“Shortly after my release from jail, I had to shift from my dream
career to a food service job at a small town in northern Wisconsin.
The work was fun; I enjoyed being in the kitchen, learning different
processes, keeping busy washing dishes, flipping the deli case every
morning, and packaging brats for the storefront. I even enjoyed the
catering aspects. But, the job was still a nightmare.
“I am not one to badmouth prior management. It’s unprofessional, rude,
and makes me feel like I am talking behind someone’s back. I need to
be blunt, though. I left that job with a broken spirit. The owner
constantly screamed at their staff so loud that the customers
complained. I was called names that were illegal on an almost daily
basis for things like moving slowly, talking too quietly, and
developing a nervous stutter.
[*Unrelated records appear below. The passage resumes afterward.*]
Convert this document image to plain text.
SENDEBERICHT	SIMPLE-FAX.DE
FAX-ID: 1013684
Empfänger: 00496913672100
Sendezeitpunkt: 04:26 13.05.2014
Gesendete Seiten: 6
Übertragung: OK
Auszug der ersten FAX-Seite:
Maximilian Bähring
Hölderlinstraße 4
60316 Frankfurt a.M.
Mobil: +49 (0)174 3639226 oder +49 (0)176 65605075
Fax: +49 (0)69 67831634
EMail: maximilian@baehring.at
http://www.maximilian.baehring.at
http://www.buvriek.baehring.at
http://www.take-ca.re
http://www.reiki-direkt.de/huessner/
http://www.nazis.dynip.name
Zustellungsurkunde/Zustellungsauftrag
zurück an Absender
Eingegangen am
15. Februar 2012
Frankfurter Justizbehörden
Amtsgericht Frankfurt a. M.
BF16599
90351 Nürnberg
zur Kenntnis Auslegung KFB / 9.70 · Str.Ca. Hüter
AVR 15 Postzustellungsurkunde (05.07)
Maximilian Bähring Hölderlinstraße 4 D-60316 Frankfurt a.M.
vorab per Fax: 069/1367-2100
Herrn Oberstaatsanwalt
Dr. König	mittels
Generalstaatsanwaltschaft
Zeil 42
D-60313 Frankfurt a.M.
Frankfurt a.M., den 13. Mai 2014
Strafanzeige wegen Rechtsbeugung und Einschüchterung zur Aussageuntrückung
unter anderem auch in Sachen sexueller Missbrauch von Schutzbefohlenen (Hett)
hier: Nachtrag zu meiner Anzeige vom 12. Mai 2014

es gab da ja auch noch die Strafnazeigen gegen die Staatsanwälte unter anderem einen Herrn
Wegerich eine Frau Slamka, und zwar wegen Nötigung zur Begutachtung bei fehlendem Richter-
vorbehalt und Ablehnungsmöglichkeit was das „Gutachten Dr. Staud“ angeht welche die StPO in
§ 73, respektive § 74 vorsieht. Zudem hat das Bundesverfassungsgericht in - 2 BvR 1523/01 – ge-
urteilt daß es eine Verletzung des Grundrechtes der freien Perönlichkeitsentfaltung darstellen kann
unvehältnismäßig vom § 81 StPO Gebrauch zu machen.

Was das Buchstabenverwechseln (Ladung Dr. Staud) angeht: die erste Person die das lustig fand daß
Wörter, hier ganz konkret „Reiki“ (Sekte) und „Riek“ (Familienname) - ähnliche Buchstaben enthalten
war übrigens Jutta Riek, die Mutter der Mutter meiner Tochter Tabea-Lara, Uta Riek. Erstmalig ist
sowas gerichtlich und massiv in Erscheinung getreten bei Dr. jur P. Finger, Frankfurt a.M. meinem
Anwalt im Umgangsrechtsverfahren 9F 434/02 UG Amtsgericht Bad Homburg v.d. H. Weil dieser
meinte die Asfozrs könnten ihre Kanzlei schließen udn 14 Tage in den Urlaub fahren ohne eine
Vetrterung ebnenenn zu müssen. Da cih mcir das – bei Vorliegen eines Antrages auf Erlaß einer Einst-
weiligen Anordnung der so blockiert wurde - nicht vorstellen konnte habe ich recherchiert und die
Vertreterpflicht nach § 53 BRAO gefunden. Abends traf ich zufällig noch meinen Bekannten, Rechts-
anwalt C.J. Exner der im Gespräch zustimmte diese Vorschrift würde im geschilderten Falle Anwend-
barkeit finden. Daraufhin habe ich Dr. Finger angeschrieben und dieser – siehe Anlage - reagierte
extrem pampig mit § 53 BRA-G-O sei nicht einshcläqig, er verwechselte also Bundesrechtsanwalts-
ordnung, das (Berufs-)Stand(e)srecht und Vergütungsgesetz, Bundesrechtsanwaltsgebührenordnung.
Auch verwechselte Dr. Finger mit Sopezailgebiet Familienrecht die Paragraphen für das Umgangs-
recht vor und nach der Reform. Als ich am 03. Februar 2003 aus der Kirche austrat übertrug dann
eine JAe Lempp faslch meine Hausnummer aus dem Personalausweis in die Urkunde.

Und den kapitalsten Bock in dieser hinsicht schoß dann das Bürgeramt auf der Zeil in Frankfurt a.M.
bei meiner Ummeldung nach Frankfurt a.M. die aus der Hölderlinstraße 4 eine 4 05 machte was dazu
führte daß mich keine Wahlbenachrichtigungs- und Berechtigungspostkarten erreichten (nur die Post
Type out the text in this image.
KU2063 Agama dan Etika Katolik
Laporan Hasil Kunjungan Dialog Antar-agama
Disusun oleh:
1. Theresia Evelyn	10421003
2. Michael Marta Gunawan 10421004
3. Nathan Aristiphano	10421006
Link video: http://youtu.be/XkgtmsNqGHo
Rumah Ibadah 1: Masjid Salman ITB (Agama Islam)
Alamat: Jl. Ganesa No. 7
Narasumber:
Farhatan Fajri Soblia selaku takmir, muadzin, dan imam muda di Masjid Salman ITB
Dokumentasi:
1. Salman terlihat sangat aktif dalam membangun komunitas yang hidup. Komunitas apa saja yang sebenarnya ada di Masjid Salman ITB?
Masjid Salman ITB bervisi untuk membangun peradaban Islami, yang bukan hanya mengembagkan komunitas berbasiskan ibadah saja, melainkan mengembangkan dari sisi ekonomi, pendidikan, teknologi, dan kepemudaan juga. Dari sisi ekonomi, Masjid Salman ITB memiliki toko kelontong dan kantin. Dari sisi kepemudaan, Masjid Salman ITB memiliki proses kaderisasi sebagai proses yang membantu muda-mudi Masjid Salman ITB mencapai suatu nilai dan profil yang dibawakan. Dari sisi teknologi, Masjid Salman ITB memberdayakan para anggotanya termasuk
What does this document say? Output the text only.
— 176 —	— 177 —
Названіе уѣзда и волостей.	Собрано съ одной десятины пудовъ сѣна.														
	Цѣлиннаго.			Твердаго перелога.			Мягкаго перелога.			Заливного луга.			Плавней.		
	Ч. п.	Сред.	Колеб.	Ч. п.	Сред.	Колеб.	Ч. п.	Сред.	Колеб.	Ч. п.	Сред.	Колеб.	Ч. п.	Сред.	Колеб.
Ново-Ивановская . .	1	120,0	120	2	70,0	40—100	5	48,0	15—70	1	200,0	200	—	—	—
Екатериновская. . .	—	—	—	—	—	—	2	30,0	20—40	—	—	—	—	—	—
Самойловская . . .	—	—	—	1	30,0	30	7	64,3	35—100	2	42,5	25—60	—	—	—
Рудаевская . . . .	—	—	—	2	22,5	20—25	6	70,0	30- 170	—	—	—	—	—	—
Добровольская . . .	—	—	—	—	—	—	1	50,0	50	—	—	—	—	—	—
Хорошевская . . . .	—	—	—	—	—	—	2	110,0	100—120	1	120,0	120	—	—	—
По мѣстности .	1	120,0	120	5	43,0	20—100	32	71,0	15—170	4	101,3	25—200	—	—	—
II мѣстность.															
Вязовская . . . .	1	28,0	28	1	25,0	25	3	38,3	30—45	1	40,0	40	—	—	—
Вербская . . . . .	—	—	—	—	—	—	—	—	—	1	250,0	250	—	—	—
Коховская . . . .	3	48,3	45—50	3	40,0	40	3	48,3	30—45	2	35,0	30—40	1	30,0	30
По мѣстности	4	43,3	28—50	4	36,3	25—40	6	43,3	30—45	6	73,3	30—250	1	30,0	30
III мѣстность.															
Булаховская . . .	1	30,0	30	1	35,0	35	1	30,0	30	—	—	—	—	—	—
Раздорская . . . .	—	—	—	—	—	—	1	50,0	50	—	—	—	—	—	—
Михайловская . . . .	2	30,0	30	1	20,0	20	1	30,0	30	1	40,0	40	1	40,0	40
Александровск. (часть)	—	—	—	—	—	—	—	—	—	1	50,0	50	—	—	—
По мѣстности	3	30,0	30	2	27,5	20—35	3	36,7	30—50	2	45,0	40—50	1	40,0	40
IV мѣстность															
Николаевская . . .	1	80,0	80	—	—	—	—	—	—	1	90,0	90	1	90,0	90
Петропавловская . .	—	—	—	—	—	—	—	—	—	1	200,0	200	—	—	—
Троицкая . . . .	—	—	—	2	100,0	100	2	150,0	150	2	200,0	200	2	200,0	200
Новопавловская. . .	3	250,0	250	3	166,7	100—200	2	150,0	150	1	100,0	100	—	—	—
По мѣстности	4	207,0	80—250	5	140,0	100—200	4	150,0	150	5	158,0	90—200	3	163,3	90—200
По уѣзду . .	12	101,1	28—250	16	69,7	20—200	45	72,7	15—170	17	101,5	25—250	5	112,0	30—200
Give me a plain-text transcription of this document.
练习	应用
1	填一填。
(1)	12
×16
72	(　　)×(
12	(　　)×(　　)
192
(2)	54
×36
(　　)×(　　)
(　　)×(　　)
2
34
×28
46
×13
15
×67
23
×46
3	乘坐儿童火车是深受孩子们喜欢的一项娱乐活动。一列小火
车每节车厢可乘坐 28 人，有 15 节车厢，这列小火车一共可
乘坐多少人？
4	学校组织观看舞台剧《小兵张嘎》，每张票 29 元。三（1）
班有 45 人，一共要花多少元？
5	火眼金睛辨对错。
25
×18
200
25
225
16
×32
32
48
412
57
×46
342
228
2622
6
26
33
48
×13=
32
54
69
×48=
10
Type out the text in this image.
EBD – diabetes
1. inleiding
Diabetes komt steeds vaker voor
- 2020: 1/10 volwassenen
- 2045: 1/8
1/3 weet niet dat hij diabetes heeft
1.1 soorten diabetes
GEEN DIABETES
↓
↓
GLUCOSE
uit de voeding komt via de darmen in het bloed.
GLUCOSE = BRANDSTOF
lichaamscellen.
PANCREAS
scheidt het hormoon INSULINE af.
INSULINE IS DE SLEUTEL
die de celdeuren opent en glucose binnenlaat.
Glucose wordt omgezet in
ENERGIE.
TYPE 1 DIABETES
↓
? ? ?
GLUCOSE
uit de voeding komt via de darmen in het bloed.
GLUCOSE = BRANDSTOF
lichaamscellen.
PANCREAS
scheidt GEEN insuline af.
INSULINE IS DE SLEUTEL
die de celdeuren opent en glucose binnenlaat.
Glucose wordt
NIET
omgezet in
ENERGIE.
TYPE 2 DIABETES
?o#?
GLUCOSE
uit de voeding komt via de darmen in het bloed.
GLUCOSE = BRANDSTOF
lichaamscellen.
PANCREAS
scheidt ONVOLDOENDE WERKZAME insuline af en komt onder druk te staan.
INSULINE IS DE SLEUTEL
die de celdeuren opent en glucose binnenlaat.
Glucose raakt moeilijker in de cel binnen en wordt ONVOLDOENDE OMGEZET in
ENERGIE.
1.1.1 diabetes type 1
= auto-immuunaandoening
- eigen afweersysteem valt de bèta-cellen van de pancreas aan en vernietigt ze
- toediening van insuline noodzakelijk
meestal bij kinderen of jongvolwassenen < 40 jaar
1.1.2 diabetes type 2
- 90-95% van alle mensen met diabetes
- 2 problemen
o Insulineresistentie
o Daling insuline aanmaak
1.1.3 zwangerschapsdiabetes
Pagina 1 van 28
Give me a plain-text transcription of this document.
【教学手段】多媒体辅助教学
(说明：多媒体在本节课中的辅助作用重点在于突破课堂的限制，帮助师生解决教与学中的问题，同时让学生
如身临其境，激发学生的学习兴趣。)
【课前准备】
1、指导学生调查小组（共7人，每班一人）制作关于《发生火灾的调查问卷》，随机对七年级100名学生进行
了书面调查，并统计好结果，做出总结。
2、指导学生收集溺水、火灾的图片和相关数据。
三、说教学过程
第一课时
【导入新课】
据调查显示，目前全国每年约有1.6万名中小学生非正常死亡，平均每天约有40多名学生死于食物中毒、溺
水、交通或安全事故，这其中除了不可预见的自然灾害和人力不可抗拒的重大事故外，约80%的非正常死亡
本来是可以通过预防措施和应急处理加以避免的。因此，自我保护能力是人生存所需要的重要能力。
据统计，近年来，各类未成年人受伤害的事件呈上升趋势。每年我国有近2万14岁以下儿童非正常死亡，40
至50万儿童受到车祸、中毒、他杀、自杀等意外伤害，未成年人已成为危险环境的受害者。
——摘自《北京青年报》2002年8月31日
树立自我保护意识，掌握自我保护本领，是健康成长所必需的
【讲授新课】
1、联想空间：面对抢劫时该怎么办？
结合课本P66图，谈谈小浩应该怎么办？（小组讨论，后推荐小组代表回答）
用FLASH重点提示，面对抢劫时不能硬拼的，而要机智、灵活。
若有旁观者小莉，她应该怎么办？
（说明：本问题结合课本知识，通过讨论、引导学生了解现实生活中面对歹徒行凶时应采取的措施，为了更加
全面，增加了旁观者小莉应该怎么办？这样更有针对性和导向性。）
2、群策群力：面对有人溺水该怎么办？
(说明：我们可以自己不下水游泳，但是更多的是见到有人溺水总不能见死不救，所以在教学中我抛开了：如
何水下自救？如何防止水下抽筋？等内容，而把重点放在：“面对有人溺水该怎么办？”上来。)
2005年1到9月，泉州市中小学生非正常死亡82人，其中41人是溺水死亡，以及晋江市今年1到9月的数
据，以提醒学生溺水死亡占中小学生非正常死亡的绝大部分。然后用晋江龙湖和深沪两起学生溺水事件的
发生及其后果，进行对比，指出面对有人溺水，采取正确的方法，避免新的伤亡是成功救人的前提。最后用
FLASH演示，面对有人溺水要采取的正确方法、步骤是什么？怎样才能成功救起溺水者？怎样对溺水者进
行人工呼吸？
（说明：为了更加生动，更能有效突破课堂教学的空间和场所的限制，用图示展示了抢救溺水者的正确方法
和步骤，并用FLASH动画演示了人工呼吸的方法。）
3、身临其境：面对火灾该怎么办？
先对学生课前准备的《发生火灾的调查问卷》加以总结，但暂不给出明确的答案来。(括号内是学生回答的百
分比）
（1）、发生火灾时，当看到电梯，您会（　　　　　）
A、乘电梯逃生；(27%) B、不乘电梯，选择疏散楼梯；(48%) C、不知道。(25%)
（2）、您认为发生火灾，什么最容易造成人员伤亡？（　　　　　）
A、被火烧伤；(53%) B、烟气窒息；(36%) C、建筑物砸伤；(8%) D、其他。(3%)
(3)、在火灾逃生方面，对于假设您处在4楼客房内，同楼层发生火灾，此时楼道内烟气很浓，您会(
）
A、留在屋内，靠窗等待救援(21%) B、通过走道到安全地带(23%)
On my lunch breaks, I’d sit in the
dining area, and the customers would ask me, “Did she yell at you
today?” I’d shrug and nod. “Don’t let her get you down,” they’d say.
My therapist even said my involvement was like an abusive relationship
where I was too afraid to leave, thinking I’d never find anywhere else
to go.
“It’s been just shy of two years since I left, and joined JustBakery.
This week, we were given a kitchen assignment learning the ‘quick
bread’ method of baking. Each group was given a different recipe to
make, and with an uneven number of participants, I volunteered to go
solo. Of course, I picked the most technically involved bread: a
double-chocolate zucchini loaf… I am a glutton for food and
punishment, right?
I moved slowly getting my ingredients together. Overwhelmed, I started
to hear that boss in my head, screaming obscenities and illegal slurs,
and went into a state of “freeze” panic. Our kitchen instructor
approached me with these words: ‘You are SO patient!’ I thanked her
profusely and told her a bit about my foodservice trauma. She smiled
and said, ‘Hopefully this makes the kitchen a lot more pleasant for
you.’
“In the end, I made the best chocolate zucchini bread I’d ever had,
even from a bake sale. This is good. Two weeks in, and my life is already changing.

Thank you!”

In learning more about effective management at JustBakery, the job that our student endured showed how detrimental a poor manager can be. The organizational culture represented by the negative discipline exhorted by that autocratic manager is what we are endeavoring to avoid with the classroom instruction here. The life skills that we are learning has shown us different perspectives of approaching situations.  Negativity need not apply here at JustBakery!